CDC collects reports of foodborne outbreaks due to enteric bacterial, viral, parasitic, and chemical agents. State, local, and territorial public health agencies report these outbreaks to the Foodborne Disease Outbreak Surveillance System through the National Outbreak Reporting System (NORS). The CDC surveillance team conducts analyses of these data to improve understanding of the human health impact of foodborne outbreaks and the pathogens, foods, settings, and contributing factors (for example, food not kept at the right temperature) involved in these outbreaks. Though this system has existed since 1973, starting in 2009, the system has also included modules for reporting enteric disease outbreaks transmitted through water, person-to-person contact, or direct contact with animals. The data transmission tool that preceded NORS was called the electronic Foodborne Outbreak Reporting System (eFORS) from 1998-2008.

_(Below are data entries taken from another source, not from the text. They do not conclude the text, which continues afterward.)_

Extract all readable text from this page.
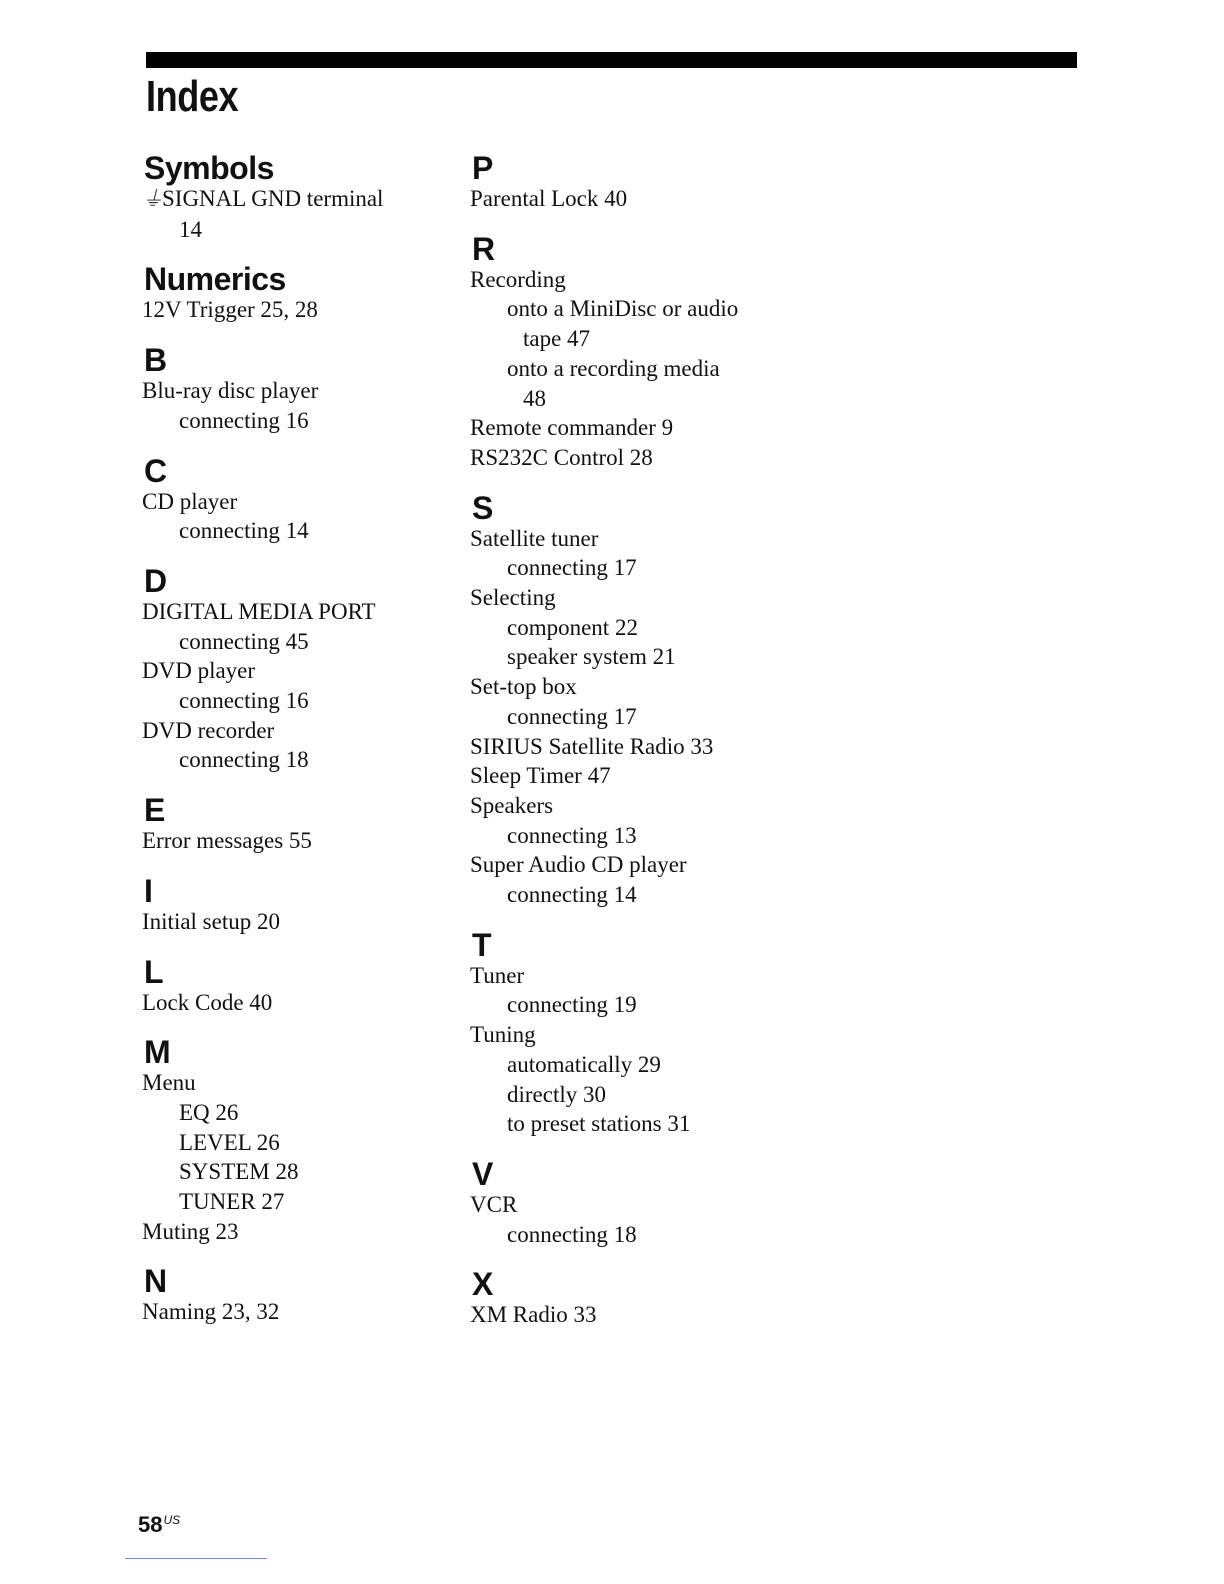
Index
Symbols
⏚SIGNAL GND terminal
14
Numerics
12V Trigger 25, 28
B
Blu-ray disc player
connecting 16
C
CD player
connecting 14
D
DIGITAL MEDIA PORT
connecting 45
DVD player
connecting 16
DVD recorder
connecting 18
E
Error messages 55
I
Initial setup 20
L
Lock Code 40
M
Menu
EQ 26
LEVEL 26
SYSTEM 28
TUNER 27
Muting 23
N
Naming 23, 32
P
Parental Lock 40
R
Recording
onto a MiniDisc or audio
tape 47
onto a recording media
48
Remote commander 9
RS232C Control 28
S
Satellite tuner
connecting 17
Selecting
component 22
speaker system 21
Set-top box
connecting 17
SIRIUS Satellite Radio 33
Sleep Timer 47
Speakers
connecting 13
Super Audio CD player
connecting 14
T
Tuner
connecting 19
Tuning
automatically 29
directly 30
to preset stations 31
V
VCR
connecting 18
X
XM Radio 33
$58^{US}$
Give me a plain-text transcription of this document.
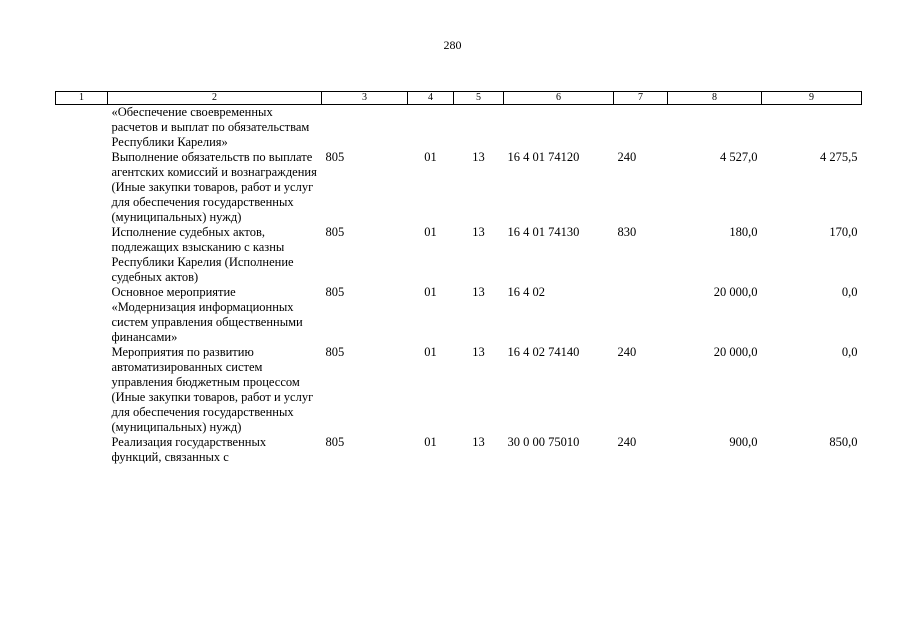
280
1	2	3	4	5	6	7	8	9
	«Обеспечение своевременных расчетов и выплат по обязательствам Республики Карелия»							
	Выполнение обязательств по выплате агентских комиссий и вознаграждения (Иные закупки товаров, работ и услуг для обеспечения государственных (муниципальных) нужд)	805	01	13	16 4 01 74120	240	4 527,0	4 275,5
	Исполнение судебных актов, подлежащих взысканию с казны Республики Карелия (Исполнение судебных актов)	805	01	13	16 4 01 74130	830	180,0	170,0
	Основное мероприятие «Модернизация информационных систем управления общественными финансами»	805	01	13	16 4 02		20 000,0	0,0
	Мероприятия по развитию автоматизированных систем управления бюджетным процессом (Иные закупки товаров, работ и услуг для обеспечения государственных (муниципальных) нужд)	805	01	13	16 4 02 74140	240	20 000,0	0,0
	Реализация государственных функций, связанных с	805	01	13	30 0 00 75010	240	900,0	850,0
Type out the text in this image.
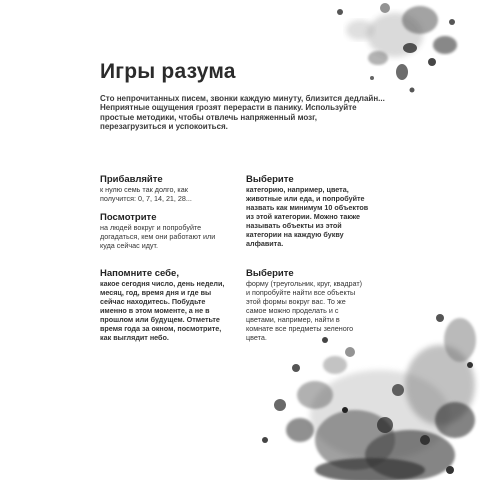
Игры разума
Сто непрочитанных писем, звонки каждую минуту, близится дедлайн... Неприятные ощущения грозят перерасти в панику. Используйте простые методики, чтобы отвлечь напряженный мозг, перезагрузиться и успокоиться.
Прибавляйте
к нулю семь так долго, как получится: 0, 7, 14, 21, 28...
Посмотрите
на людей вокруг и попробуйте догадаться, кем они работают или куда сейчас идут.
Напомните себе,
какое сегодня число, день недели, месяц, год, время дня и где вы сейчас находитесь. Побудьте именно в этом моменте, а не в прошлом или будущем. Отметьте время года за окном, посмотрите, как выглядит небо.
Выберите
категорию, например, цвета, животные или еда, и попробуйте назвать как минимум 10 объектов из этой категории. Можно также называть объекты из этой категории на каждую букву алфавита.
Выберите
форму (треугольник, круг, квадрат) и попробуйте найти все объекты этой формы вокруг вас. То же самое можно проделать и с цветами, например, найти в комнате все предметы зеленого цвета.
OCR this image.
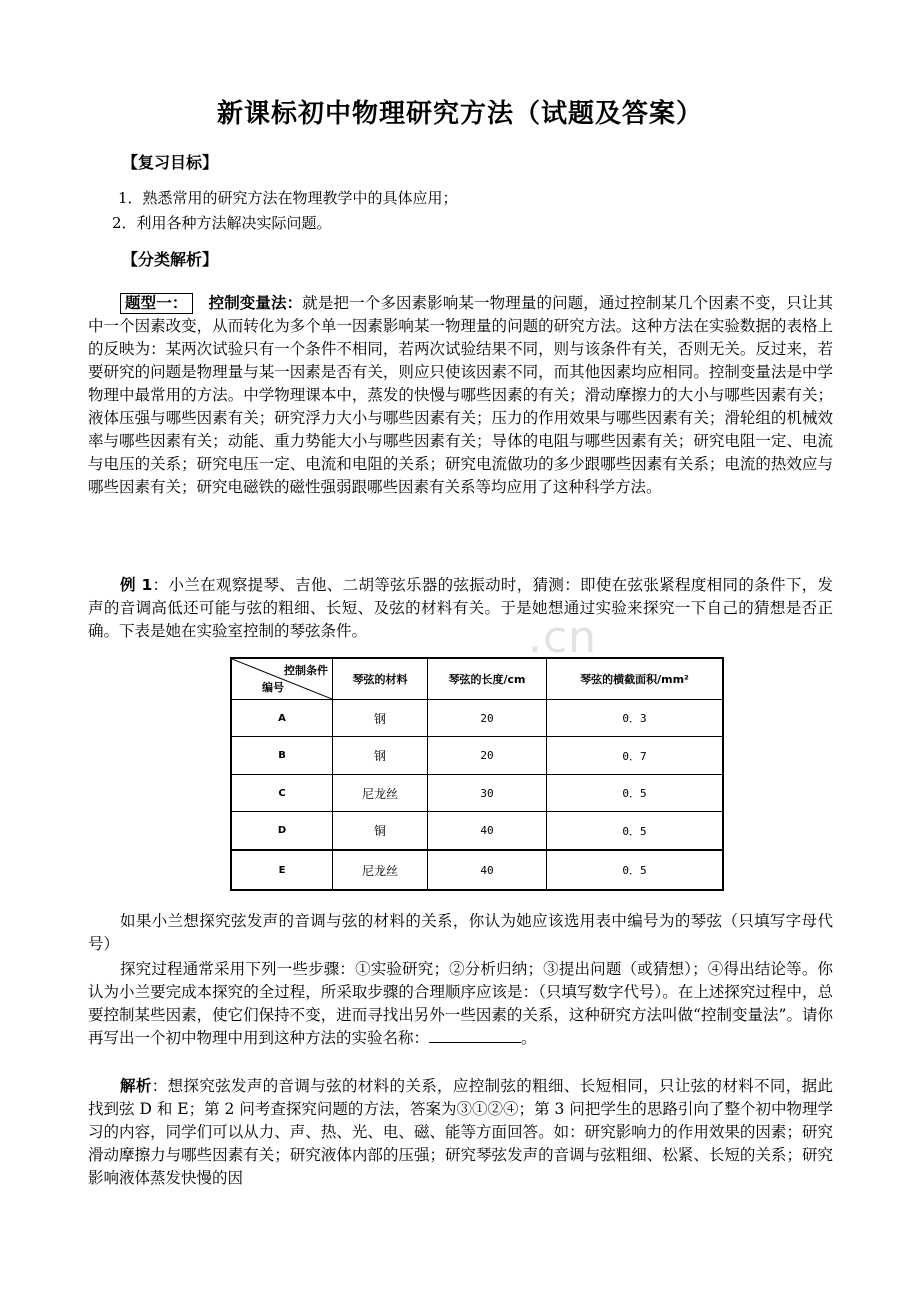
新课标初中物理研究方法（试题及答案）

【复习目标】

1．熟悉常用的研究方法在物理教学中的具体应用；

2．利用各种方法解决实际问题。

【分类解析】

题型一： 控制变量法：就是把一个多因素影响某一物理量的问题，通过控制某几个因素不变，只让其中一个因素改变，从而转化为多个单一因素影响某一物理量的问题的研究方法。这种方法在实验数据的表格上的反映为：某两次试验只有一个条件不相同，若两次试验结果不同，则与该条件有关，否则无关。反过来，若要研究的问题是物理量与某一因素是否有关，则应只使该因素不同，而其他因素均应相同。控制变量法是中学物理中最常用的方法。中学物理课本中，蒸发的快慢与哪些因素的有关；滑动摩擦力的大小与哪些因素有关；液体压强与哪些因素有关；研究浮力大小与哪些因素有关；压力的作用效果与哪些因素有关；滑轮组的机械效率与哪些因素有关；动能、重力势能大小与哪些因素有关；导体的电阻与哪些因素有关；研究电阻一定、电流与电压的关系；研究电压一定、电流和电阻的关系；研究电流做功的多少跟哪些因素有关系；电流的热效应与哪些因素有关；研究电磁铁的磁性强弱跟哪些因素有关系等均应用了这种科学方法。

例 1：小兰在观察提琴、吉他、二胡等弦乐器的弦振动时，猜测：即使在弦张紧程度相同的条件下，发声的音调高低还可能与弦的粗细、长短、及弦的材料有关。于是她想通过实验来探究一下自己的猜想是否正确。下表是她在实验室控制的琴弦条件。	.cn
控制条件
编号	琴弦的材料	琴弦的长度/cm	琴弦的横截面积/mm²
A	钢	20	0．3
B	钢	20	0．7
C	尼龙丝	30	0．5
D	铜	40	0．5
E	尼龙丝	40	0．5

如果小兰想探究弦发声的音调与弦的材料的关系，你认为她应该选用表中编号为的琴弦（只填写字母代号）

探究过程通常采用下列一些步骤：①实验研究；②分析归纳；③提出问题（或猜想）；④得出结论等。你认为小兰要完成本探究的全过程，所采取步骤的合理顺序应该是：（只填写数字代号）。在上述探究过程中，总要控制某些因素，使它们保持不变，进而寻找出另外一些因素的关系，这种研究方法叫做“控制变量法”。请你再写出一个初中物理中用到这种方法的实验名称：	。

解析：想探究弦发声的音调与弦的材料的关系，应控制弦的粗细、长短相同，只让弦的材料不同，据此找到弦 D 和 E；第 2 问考查探究问题的方法，答案为③①②④；第 3 问把学生的思路引向了整个初中物理学习的内容，同学们可以从力、声、热、光、电、磁、能等方面回答。如：研究影响力的作用效果的因素；研究滑动摩擦力与哪些因素有关；研究液体内部的压强；研究琴弦发声的音调与弦粗细、松紧、长短的关系；研究影响液体蒸发快慢的因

NORS data are published online in NORS Dashboard, an online data tool that provides public access to nearly 20 years of information on foodborne, waterborne, and other enteric (intestinal) disease outbreaks. The interactive maps, graphs, and charts in NORS Dashboard help users learn about outbreaks caused by bacteria, viral, parasitic, and chemical agents. For more information, see NORS Dashboard Q&A.


CDC’s Outbreak Response Team (ORT) works to ensure rapid, coordinated detection and response to multistate foodborne outbreaks of enteric diseases and to promote comprehensive outbreak surveillance and investigation. It also seeks to improve the collaboration and partnership among officials in local, state, and federal agencies who detect and respond to foodborne enteric disease outbreaks.


1Sentinel surveillance involves the collection of case data from only part of the total population (from a sample of providers) to learn something about the larger population, such as trends in disease. (source)

2Campylobacter, Cryptosporidium, Cyclospora, Listeria, Salmonella, Escherichia coli O157 and non-O157, Shigella, Vibrio, and Yersinia

3PFGE is a technique used to distinguish between strains of organisms, such as different types of E. coli and Salmonella. By applying an electric field that constantly changes direction to a gel matrix, large DNA molecules are separated, which allows scientists to see the unique DNA pattern—or “fingerprint”—of the organism and compare it to others.